Nine students were injured and four were killed including Gerald Casale’s friends Jeffrey Miller and Allison Krause, who Casale was standing next to when she was shot.

He described that event as the day he cut his hair and stopped being a hippie and it became the catalyst for Devo’s musical debut in 1973.

Although originally formed as the “Sextet Devo” with a fluid roster of players before slimming down to five and then four members Devo played their theatrical and often confrontational performances at art festivals and gigs around Ohio until 1976 when they added drummer Alan Meyer to become the quintet that recorded this record.

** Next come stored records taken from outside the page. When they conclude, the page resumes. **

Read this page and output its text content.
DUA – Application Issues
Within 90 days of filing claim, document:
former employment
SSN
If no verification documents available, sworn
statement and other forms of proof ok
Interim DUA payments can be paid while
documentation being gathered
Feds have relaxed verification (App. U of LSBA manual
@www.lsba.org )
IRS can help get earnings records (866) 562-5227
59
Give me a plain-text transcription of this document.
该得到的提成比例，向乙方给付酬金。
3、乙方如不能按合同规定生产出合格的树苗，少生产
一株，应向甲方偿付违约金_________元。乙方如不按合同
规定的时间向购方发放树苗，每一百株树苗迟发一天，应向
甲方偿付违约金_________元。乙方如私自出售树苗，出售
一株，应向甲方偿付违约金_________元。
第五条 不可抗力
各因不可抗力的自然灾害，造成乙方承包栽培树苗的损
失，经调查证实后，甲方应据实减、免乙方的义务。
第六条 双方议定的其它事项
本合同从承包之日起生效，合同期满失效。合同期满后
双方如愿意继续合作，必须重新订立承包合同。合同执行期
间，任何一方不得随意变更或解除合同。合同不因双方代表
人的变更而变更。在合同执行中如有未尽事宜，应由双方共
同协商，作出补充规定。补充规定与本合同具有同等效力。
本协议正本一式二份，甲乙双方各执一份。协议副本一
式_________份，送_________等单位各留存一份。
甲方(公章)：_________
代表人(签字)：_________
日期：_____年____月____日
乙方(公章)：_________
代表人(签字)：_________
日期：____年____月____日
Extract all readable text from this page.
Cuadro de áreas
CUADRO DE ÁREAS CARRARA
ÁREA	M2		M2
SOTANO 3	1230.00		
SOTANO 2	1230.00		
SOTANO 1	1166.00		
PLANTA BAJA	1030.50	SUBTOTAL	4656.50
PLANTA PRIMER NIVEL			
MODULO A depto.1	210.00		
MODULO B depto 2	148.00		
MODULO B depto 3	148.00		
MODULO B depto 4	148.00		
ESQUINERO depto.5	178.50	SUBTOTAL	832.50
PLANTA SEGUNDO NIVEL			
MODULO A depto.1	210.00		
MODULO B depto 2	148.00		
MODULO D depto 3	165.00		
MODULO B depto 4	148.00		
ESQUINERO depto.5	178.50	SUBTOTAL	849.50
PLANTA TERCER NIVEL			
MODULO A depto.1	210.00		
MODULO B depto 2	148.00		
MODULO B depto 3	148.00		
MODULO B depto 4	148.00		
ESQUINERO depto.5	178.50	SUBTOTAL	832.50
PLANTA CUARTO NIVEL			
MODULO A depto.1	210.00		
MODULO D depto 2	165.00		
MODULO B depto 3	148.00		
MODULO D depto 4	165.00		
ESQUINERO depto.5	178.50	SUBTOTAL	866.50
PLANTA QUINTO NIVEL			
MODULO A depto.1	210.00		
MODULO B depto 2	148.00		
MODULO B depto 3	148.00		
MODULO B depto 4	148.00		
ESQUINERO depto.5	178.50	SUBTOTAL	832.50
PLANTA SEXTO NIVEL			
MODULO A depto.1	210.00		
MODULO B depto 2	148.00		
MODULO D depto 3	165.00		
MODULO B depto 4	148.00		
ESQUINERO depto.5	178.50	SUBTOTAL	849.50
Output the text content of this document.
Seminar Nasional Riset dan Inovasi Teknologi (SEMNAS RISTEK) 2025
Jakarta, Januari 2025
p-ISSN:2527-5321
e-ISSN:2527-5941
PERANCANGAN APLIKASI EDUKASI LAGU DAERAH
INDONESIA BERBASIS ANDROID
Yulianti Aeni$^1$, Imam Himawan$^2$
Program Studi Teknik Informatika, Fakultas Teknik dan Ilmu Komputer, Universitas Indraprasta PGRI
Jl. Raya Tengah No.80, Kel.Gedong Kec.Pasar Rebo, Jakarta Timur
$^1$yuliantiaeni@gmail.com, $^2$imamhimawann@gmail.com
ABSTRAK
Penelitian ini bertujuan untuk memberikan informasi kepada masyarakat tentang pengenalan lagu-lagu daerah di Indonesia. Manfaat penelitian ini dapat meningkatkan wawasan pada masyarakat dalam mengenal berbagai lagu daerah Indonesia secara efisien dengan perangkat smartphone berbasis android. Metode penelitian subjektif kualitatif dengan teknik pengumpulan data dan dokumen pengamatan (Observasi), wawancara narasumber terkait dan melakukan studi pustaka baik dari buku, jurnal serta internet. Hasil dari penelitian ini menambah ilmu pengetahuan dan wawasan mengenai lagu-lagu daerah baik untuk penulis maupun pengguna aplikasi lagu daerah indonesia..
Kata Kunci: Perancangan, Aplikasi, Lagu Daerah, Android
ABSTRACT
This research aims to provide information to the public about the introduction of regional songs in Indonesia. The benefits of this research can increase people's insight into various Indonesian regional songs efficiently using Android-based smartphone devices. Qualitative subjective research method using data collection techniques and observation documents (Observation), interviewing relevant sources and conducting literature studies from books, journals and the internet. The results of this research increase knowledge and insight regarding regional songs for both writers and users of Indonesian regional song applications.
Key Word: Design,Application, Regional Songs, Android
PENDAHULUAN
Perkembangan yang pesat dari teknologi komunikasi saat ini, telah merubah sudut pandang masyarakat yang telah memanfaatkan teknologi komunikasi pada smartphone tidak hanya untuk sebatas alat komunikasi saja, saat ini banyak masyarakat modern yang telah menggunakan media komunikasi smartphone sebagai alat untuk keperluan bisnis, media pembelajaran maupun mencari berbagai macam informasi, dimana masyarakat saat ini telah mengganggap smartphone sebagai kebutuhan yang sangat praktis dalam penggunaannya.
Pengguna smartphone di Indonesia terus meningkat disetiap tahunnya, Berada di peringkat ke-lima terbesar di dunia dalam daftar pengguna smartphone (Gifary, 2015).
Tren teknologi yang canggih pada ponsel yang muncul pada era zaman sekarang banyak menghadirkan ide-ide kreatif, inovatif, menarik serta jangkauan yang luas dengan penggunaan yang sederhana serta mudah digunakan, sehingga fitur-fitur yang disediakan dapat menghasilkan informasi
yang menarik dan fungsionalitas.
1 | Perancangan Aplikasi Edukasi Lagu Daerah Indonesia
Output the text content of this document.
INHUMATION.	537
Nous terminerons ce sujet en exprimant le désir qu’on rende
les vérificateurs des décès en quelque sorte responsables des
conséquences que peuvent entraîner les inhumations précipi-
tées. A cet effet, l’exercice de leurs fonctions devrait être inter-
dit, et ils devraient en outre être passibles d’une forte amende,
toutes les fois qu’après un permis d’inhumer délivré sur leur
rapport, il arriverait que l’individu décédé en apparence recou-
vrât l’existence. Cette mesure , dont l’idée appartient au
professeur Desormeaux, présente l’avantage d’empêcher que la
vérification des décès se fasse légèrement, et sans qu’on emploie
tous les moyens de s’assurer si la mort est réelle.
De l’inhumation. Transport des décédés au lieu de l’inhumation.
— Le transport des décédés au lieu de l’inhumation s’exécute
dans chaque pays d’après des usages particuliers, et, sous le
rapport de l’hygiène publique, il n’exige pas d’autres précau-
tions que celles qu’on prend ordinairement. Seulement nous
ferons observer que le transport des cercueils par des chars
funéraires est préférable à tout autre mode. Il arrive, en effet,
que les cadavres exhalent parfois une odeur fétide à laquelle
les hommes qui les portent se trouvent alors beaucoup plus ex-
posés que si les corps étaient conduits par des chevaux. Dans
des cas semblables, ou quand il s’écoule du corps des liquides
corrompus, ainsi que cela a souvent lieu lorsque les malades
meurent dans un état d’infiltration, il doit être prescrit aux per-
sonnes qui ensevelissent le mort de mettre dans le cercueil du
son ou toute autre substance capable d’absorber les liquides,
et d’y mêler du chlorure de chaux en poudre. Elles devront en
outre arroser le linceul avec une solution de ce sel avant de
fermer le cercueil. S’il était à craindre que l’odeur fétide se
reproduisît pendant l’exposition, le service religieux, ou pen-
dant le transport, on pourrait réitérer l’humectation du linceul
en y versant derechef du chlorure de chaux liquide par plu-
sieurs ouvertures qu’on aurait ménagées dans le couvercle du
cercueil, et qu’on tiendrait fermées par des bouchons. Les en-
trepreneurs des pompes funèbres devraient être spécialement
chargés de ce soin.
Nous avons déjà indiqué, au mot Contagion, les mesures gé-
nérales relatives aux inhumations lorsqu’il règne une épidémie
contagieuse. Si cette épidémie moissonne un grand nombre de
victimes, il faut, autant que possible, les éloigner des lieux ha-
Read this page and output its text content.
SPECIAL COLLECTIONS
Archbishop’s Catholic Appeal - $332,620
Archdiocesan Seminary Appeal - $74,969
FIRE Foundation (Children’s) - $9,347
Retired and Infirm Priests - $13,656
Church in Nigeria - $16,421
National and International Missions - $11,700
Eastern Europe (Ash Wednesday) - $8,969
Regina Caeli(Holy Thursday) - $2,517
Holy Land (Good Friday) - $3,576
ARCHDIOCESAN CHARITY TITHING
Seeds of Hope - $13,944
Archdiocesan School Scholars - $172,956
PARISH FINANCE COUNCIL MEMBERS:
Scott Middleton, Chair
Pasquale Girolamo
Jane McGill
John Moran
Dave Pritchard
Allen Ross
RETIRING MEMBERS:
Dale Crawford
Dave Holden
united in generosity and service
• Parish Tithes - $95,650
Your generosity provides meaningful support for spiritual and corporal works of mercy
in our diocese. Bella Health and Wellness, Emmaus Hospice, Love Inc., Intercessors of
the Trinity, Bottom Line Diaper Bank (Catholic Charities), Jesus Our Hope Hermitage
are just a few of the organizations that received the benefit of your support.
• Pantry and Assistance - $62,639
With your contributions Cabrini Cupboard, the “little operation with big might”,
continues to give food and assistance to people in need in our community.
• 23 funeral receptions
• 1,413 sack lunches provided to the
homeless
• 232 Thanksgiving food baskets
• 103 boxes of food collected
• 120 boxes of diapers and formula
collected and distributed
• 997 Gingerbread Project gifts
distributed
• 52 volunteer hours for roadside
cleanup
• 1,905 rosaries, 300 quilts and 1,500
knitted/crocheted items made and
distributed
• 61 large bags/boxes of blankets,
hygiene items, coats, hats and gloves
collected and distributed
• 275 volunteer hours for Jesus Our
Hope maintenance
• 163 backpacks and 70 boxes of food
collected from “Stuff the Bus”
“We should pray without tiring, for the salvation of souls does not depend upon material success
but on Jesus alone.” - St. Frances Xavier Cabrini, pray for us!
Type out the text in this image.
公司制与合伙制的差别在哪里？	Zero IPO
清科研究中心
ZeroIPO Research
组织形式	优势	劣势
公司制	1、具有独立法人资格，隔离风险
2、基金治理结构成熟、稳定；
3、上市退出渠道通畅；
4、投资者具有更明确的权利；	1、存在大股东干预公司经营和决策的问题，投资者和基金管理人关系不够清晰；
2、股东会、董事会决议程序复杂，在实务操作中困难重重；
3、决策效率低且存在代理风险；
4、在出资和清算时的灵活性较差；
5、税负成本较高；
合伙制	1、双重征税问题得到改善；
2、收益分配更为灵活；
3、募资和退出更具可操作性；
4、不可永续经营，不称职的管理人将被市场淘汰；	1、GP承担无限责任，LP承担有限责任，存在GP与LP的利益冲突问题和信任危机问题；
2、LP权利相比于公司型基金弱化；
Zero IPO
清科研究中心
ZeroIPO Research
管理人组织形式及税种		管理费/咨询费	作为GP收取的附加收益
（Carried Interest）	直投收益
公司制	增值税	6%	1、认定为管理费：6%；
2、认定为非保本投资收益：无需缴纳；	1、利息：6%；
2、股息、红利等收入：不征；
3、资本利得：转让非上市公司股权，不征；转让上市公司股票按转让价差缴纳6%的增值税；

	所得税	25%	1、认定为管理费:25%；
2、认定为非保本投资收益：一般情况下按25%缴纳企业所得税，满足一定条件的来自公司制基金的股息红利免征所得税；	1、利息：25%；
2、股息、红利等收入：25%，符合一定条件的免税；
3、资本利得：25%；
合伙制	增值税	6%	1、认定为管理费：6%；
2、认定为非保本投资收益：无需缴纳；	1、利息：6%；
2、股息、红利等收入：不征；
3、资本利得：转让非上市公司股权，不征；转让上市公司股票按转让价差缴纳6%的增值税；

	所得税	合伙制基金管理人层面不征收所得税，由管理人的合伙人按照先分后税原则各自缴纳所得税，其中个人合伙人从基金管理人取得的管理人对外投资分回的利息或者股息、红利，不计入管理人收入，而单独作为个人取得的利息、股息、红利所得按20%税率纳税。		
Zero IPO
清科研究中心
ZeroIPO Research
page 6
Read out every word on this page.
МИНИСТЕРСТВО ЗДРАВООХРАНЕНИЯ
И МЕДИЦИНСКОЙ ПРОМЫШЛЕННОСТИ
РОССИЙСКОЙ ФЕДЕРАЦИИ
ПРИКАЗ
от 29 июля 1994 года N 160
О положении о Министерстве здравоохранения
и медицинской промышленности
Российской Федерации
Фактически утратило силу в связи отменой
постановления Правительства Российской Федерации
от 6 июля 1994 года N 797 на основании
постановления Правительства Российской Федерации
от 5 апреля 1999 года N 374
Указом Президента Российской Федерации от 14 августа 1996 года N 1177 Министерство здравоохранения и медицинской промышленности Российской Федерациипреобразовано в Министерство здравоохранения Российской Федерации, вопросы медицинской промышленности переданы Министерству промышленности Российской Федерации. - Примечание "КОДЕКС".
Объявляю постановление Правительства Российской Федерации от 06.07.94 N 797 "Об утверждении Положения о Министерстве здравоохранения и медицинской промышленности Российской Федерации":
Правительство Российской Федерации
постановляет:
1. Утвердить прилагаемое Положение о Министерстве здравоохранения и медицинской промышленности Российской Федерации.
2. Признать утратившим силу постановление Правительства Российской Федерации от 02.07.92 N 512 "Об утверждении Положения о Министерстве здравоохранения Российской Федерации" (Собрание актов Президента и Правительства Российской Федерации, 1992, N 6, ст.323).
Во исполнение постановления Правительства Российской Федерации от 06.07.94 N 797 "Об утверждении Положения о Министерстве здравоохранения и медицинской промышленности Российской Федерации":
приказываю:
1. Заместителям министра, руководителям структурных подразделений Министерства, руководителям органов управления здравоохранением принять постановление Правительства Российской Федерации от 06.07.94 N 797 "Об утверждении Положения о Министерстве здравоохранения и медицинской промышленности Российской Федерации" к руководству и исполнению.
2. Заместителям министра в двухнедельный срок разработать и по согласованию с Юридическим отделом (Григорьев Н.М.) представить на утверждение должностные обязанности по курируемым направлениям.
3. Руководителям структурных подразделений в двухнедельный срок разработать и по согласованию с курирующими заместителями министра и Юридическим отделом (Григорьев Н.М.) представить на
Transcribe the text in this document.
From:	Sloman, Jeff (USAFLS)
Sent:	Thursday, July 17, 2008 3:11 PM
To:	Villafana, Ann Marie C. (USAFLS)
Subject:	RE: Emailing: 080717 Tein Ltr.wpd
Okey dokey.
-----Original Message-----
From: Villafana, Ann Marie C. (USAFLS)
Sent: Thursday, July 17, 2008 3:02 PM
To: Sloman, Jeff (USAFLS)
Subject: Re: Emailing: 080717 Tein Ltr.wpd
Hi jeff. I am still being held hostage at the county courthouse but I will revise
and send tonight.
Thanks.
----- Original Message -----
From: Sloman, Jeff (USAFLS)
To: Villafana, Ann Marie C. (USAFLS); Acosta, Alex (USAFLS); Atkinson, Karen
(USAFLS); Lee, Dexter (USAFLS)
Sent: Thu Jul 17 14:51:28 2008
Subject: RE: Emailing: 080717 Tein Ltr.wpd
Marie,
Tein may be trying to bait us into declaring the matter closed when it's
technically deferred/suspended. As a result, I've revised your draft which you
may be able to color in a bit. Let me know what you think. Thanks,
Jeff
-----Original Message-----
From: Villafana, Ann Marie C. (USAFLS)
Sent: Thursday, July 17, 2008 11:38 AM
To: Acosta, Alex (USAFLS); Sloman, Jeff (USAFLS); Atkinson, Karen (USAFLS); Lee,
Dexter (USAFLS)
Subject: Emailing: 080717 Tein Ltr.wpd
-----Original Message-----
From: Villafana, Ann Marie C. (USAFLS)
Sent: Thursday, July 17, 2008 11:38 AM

It was also 1976 when the band had two of their songs, a cover of Johnny Rivers’ hit, “Secret Agent Man” and their original, “Jocko Homo”, featured in the short film, “The Truth About De-Evolution”, directed by Chuck Statler.

In 1977 the film won a prize at the Ann Arbor Film Festival which brought Devo to the attention of David Bowie and Iggy Pop who then championed for them to get a recording contract.

After the band put out a couple independent singles Bowie had announced that he would be producing their debut record in Japan in 1978 but due to a scheduling conflict he got his friend and producer Brian Eno to fill in.

Eno was so confident that the unsigned band would be successful that he flew them to Cologne, Germany, put them up, and covered their recording costs.

The band often struggled for power with Eno over their visions for the songs.

Still Bowie came by to help when he could and remixed most of the record.

Eventually Devo were signed to Warner Brothers Records and this debut was released.

Besides asking the question: “Are we not men?” it also dealt with understanding urges, feelings, dissatisfaction, praying, and paranoia. It was quirky, cold, punky, fresh, nostalgic, and both funny: “ha ha” and funny: peculiar.

A couple months later in October of 1978 the band got national exposure when they played on Saturday Night Live.

While many focused on the iconic, yellow, plastic, jumpsuits they wore rather than their quirky, angular, and very original take on rock and roll it still helped their debut go to number 78 on the Billboard chart and began their substantial career.

Devo has continued for many more albums and videos and several line up changes to this day.

Sadly former-drummer Alan Meyer passed away in 2013 followed by guitarist Bob (Bob 2) Casale in 2014.